What I think is incredibly insightful is that the wisest and wealthiest man to ever live completely disagreed with “the grind.” Solomon referred to “the grind” as mere anxious toil. In Psalm 127, Solomon states:
1 Unless the Lord builds the house,
those who build it labor in vain.
Unless the Lord watches over the city,
the watchman stays awake in vain.
2 It is in vain that you rise up early
and go late to rest,
eating the bread of anxious toil;
for he gives to his beloved sleep.
All of those years, I was putting email, Slack, hours in the office before my family and even before the Lord. The Lord wasn’t building the house, I was. I wasn’t saving ZeeMee by working harder, I was eating the bread of anxious toil and ignoring the blessing that was already mine. And I definitely wasn’t saving my hair!

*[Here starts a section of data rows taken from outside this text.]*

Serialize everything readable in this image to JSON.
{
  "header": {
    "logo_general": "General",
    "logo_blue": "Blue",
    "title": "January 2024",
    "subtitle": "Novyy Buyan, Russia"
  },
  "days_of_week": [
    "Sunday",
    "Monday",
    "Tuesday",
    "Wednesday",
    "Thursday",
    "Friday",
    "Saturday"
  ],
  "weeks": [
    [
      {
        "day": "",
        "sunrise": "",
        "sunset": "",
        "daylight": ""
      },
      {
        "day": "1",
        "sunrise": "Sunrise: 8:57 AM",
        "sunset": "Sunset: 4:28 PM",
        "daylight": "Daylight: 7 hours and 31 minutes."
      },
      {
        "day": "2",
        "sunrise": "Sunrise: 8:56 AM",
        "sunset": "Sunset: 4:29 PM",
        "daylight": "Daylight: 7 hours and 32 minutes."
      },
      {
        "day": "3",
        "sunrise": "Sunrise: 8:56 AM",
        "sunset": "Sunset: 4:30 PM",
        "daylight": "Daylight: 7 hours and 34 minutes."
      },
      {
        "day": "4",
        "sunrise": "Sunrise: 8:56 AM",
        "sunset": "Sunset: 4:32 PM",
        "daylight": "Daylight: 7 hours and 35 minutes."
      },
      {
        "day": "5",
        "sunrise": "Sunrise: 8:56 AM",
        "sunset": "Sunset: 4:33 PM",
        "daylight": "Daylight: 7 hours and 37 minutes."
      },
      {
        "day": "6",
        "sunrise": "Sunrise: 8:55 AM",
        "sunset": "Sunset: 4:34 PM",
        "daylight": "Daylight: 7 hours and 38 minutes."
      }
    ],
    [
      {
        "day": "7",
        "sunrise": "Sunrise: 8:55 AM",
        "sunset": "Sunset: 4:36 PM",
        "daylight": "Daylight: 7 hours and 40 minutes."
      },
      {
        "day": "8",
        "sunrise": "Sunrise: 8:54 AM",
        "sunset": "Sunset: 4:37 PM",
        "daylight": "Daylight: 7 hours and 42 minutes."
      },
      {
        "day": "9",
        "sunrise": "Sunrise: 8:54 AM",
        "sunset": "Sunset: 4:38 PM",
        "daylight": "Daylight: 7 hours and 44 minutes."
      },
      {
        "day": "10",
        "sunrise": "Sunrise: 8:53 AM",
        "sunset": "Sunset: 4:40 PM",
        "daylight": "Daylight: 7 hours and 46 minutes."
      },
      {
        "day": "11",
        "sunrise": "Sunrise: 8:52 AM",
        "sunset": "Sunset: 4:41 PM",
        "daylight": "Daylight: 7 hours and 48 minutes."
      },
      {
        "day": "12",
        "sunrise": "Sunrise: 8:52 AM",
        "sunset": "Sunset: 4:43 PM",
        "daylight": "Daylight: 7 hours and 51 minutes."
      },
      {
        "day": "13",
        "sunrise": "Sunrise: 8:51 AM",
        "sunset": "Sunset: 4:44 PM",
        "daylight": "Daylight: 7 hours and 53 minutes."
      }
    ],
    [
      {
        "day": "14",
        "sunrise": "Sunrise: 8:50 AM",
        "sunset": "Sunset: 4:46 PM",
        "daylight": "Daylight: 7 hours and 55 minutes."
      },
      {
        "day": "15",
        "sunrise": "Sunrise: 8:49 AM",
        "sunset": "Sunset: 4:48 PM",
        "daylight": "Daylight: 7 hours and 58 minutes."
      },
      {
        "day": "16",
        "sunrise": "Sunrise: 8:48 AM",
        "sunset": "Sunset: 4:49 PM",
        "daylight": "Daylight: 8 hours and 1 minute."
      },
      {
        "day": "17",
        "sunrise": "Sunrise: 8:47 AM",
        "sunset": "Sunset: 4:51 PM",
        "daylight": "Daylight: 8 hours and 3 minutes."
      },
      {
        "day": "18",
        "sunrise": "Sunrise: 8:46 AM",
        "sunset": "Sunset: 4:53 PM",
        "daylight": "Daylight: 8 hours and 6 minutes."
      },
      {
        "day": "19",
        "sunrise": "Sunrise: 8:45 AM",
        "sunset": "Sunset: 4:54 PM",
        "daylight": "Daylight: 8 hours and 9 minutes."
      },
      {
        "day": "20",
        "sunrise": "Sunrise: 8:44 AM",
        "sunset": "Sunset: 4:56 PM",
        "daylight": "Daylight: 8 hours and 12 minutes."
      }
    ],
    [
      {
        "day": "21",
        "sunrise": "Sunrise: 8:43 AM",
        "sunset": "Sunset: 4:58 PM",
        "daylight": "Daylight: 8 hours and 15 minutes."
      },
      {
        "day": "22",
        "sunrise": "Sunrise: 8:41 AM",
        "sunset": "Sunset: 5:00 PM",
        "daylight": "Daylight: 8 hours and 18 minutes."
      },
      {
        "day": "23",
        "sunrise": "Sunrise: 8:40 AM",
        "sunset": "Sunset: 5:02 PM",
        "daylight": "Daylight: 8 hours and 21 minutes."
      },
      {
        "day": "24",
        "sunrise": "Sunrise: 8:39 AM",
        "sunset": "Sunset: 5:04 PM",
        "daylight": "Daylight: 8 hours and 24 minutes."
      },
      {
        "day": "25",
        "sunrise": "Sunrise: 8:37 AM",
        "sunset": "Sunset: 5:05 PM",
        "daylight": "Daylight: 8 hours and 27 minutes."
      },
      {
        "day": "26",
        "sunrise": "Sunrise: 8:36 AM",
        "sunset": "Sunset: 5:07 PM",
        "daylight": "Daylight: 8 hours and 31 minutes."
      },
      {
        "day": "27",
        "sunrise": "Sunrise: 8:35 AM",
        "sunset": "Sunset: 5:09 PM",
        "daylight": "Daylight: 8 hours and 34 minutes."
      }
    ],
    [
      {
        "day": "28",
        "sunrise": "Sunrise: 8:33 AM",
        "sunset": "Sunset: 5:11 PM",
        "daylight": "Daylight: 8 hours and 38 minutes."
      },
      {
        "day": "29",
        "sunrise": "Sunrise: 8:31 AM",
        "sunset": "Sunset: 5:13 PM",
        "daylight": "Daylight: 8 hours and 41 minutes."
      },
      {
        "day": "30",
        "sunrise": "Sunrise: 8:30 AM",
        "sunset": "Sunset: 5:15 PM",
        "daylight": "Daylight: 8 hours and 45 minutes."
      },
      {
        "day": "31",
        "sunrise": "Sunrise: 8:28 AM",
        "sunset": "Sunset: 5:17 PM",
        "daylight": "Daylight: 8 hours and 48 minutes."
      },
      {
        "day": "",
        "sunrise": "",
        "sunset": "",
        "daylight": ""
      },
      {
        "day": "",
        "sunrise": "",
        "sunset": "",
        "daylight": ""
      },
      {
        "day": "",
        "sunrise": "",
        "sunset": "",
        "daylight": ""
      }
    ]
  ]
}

The second stanza of Psalm 127 is seemingly unrelated to “anxious toil.” Solomon goes on to say:
3 Behold, children are a heritage from the Lord,
the fruit of the womb a reward.
4 Like arrows in the hand of a warrior
are the children of one's youth.
It is fascinating that Solomon jumps from the vanity of “the grind” to the blessing of family. Clearly there must be some connection here in Solomon’s mind.
Instead of trying to affect my future reality by pouring more deeply into my work, Solomon is saying that I don’t have to toil endlessly to build a successful company to enjoy the fruits of my labor. The blessing is already right in front of me and I can enjoy it now! That blessing looks like my beautiful wife and my three precious kids. It looks like the amazing relationships that God has blessed us with. It looks like total pursuit of my relationship with Christ.
So goodbye to email checks at 3am. So long to checking Slack on the playground. And farewell to late night work on the computer, while I ignore my wife. Hello to deep intentional time with my family. Hi to real Sabbath rest. And hola to more intimate time with the Lord and more trust in his provision to provide.
If we want to be known as people that work hard, let us be known first and foremost as people that tirelessly and joyfully press into our relationship with Jesus and recognize that the house you are trying to build is being built in vain, unless he is the one laying the bricks.